Maybe you can learn from my mistakes. I was seven months pregnant with twins and bent on proving to the world -- well, my family anyway -- that I was perfectly capable of laying out a great spread.
It was perhaps not the best decision I ever made.
My ankles were swollen, my legs were sore. My energy level was shrinking at a rate that corresponded inversely with the astounding expansion of my waistline. Or, what had at one time been a waistline.
I was determined to cook a turkey, make the stuffing, and bake the rolls and some pumpkin pies. I would whip my own cream.
Earnest and well-intentioned suggestions that I should make things easier on myself fell on deaf ears. Probably due to the fluid retention I was experiencing. Or maybe that's what kept me afloat.

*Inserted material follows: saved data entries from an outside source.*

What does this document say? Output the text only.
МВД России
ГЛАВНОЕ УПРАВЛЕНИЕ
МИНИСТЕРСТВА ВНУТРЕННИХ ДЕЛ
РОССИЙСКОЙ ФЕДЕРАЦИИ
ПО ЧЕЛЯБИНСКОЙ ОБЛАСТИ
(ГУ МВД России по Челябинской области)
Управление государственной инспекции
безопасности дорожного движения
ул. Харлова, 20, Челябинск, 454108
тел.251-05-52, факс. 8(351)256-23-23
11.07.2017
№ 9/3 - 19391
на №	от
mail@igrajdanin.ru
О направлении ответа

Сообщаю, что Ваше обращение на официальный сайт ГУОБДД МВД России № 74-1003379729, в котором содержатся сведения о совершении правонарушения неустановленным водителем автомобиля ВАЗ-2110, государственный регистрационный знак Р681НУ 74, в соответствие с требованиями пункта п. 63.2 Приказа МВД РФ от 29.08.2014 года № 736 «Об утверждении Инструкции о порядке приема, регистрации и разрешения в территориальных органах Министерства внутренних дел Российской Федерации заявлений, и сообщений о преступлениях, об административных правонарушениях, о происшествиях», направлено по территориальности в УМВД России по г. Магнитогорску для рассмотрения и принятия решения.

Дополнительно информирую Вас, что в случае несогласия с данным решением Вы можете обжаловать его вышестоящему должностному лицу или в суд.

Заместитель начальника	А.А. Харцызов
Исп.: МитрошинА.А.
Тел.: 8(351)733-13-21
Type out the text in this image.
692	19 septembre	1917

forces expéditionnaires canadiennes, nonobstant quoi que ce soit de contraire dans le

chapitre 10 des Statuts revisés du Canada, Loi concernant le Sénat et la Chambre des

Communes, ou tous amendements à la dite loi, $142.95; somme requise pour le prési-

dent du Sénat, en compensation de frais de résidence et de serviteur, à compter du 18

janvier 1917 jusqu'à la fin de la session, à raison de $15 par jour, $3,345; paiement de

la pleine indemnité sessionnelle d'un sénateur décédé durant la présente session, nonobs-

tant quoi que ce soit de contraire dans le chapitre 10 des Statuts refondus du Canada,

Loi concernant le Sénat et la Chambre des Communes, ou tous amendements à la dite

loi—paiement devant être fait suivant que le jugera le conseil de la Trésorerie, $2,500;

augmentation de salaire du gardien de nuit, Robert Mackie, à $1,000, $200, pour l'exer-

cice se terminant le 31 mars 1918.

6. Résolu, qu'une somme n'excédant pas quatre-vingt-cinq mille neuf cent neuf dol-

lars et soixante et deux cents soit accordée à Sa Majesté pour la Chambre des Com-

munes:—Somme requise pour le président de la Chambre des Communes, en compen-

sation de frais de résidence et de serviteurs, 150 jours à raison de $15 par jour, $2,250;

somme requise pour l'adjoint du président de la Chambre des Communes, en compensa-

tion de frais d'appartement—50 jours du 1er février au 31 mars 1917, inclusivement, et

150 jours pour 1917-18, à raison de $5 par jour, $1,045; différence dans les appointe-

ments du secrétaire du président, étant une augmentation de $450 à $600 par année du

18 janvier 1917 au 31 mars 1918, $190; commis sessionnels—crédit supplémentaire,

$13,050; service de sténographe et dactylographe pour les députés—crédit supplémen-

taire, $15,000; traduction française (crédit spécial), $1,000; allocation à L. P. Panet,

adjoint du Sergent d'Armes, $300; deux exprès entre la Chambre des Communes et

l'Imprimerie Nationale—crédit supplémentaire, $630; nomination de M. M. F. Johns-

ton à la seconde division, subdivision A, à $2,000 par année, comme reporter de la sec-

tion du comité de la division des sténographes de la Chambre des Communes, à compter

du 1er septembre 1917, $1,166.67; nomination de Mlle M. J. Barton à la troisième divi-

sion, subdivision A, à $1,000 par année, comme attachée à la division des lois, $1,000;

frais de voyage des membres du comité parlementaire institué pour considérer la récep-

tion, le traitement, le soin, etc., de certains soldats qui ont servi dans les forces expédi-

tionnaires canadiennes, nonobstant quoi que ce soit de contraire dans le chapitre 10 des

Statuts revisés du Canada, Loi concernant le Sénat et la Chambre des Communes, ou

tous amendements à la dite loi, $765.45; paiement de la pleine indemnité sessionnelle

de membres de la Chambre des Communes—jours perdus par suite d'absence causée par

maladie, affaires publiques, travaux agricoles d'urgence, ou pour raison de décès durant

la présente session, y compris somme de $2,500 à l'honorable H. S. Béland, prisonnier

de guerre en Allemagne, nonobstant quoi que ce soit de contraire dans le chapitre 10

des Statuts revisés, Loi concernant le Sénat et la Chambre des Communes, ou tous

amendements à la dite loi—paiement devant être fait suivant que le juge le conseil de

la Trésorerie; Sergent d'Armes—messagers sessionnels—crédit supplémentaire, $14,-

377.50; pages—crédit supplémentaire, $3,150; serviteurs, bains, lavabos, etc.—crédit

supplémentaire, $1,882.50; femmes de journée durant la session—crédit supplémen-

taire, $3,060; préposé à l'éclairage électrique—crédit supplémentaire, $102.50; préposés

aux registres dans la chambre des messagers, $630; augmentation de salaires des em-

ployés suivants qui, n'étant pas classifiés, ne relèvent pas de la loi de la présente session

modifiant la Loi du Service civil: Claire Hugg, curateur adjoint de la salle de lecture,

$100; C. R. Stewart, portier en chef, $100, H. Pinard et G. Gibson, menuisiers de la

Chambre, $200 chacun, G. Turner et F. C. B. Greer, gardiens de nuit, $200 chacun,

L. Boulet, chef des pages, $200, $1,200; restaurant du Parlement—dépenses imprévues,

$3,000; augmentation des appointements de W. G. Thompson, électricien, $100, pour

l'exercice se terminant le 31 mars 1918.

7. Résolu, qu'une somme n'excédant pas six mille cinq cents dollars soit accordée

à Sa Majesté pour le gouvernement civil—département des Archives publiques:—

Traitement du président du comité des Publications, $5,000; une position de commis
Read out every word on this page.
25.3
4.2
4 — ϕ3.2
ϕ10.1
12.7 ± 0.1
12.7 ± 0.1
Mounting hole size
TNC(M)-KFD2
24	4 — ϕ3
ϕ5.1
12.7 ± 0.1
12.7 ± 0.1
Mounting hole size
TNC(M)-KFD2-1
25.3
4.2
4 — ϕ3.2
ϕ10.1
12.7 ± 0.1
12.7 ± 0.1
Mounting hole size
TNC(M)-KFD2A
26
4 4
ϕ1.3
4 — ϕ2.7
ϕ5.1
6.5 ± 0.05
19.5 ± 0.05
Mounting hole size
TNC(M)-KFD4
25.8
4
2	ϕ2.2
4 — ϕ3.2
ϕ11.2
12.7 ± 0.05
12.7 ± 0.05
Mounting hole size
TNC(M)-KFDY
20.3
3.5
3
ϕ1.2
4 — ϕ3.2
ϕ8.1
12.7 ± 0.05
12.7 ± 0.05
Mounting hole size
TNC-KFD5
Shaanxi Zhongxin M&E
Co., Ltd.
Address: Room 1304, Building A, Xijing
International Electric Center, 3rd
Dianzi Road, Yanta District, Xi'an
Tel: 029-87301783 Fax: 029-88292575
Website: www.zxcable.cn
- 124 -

I was eating cucumbers to help ease the edema. But what would have made more sense would have been to buy boxed stuffing and pies from the bakery. Buying buns and cans of gravy would not have been a crime but I was stubborn.
Hormones. I blame the weird hormones.
I worked and sweated and dragged myself through the day. I barked at my 3-year -old son as I decorated a beautiful table, stirred the gravy, pulled the pies out of the oven and generally wore myself to a frazzle.
I think my little boy would have preferred a hamburger in a relaxed atmosphere. I expect my husband would have agreed with him.
By the time dinner was over I was worn out, cranky and blue. My husband took care of the mountain of dishes and the splashes, stains and debris in the kitchen, because I was a wreck. An enormous, seven months pregnant barge of a wreck.
Well, we live and learn. I confess that this wasn't the last time I pulled out all the stops for Thanksgiving. But I'll tell you this for sure. If I'd ever found myself pregnant with twins again, I'd have done things very differently.
So give yourself, and your family, a break. It's not a bad thing to take care of yourself.